The Bed-Making Experiment

If you want to change the world, start off by making your bed… If you make your bed every morning, you will have accomplished the first task of the day.

Admiral William H. McRaven

Can making your bed actually make you happier, motivated, and organized? Gretchen Rubin of the Happiness Project writes and talks about its potential. Jordan Peterson refers to cleaning your room as a critical starting point for having a larger impact on the world. Randall Bell brought research to bear on the subject. His team studied over 5000 high-achievers and found that making their bed was a common trait among many of them. Others claim that bed-makers tend to like their jobs, are homeowners, and stay physically fit. Yet another study claims a connection between making your bed and being more sociable and more adventurous.

With all of these potential benefits, and if you are one of those people who does not make your bed, maybe it is time for a personal experiment to see if it produces any positive benefits for you. This is an experiment that doesn’t require many guidances, but here are a few steps to get you started.

  1. Select a 10-day period when you are willing to commit to making your bed each day.
  2. Just to make it easier, start your experiment with a fresh set of sheets.
  3. If you use an alarm, set it 5 minutes early, just to make sure that the few extra minutes making your bed do not disrupt your regular schedule.
  4. Establish a time in your morning ritual when you will make your bed. You might want to do it immediately upon waking up, after your morning shower, etc. The sooner you do it after waking up, the better your chances of keeping the habit.
  5. Repeat for 10 days.
  6. During days 5 and 10, take a few minutes in the morning or evening to record what you are thinking, feeling, and experiencing. Do you notice any changes to your mood our outlook? Will you continue to habit?

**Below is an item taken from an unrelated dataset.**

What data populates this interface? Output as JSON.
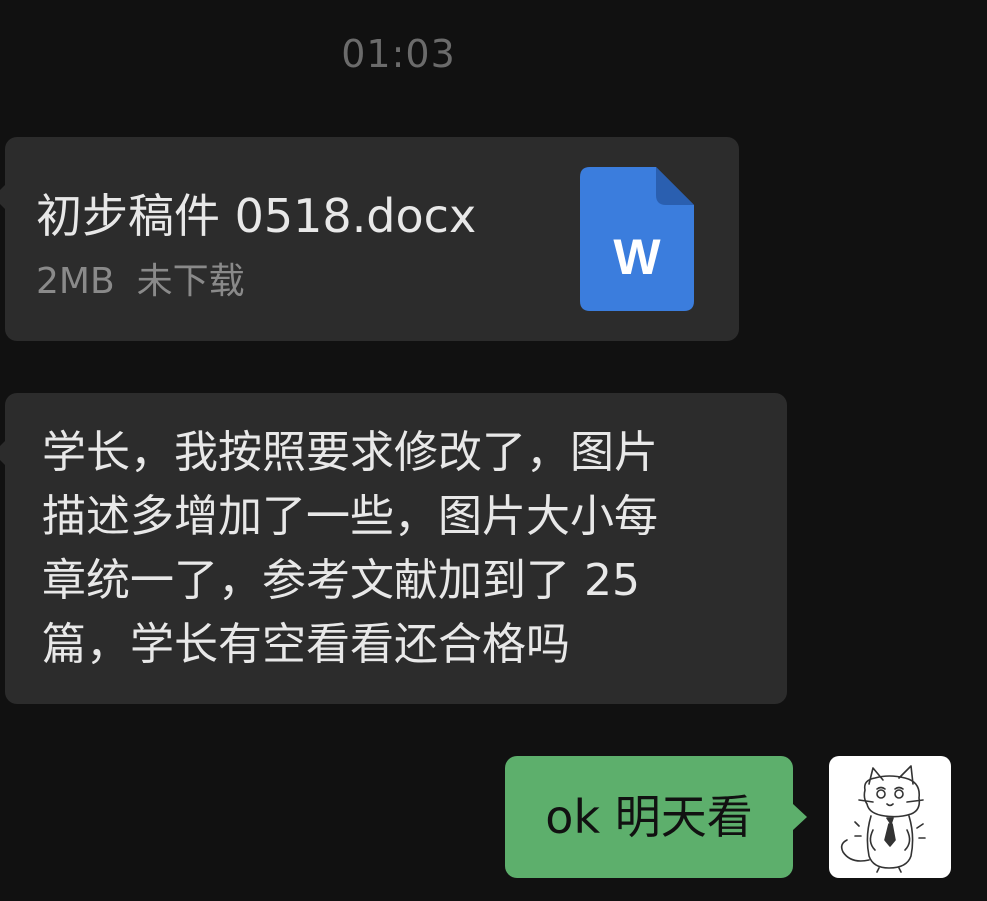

  • Just because you don’t notice an obvious or immediate change doesn’t mean that this new practice is not making a difference. Some habits work on us slowly, over time.
  • If you miss a day, no worries. Pick up the next day and continue until you do it at least 10 days.
  • You might want to experiment with where it best fits in your morning ritual. For example, if you share the bed with another person and you are the first to get up in the morning, you might run into some logistical issues.
  • Don’t know how to make your bed? No judgment and no worries. Head over to YouTube or consider this short guide.
  • Do you work from your bed in the morning? Consider changing that up as well. Or, simply make your bed before starting your work.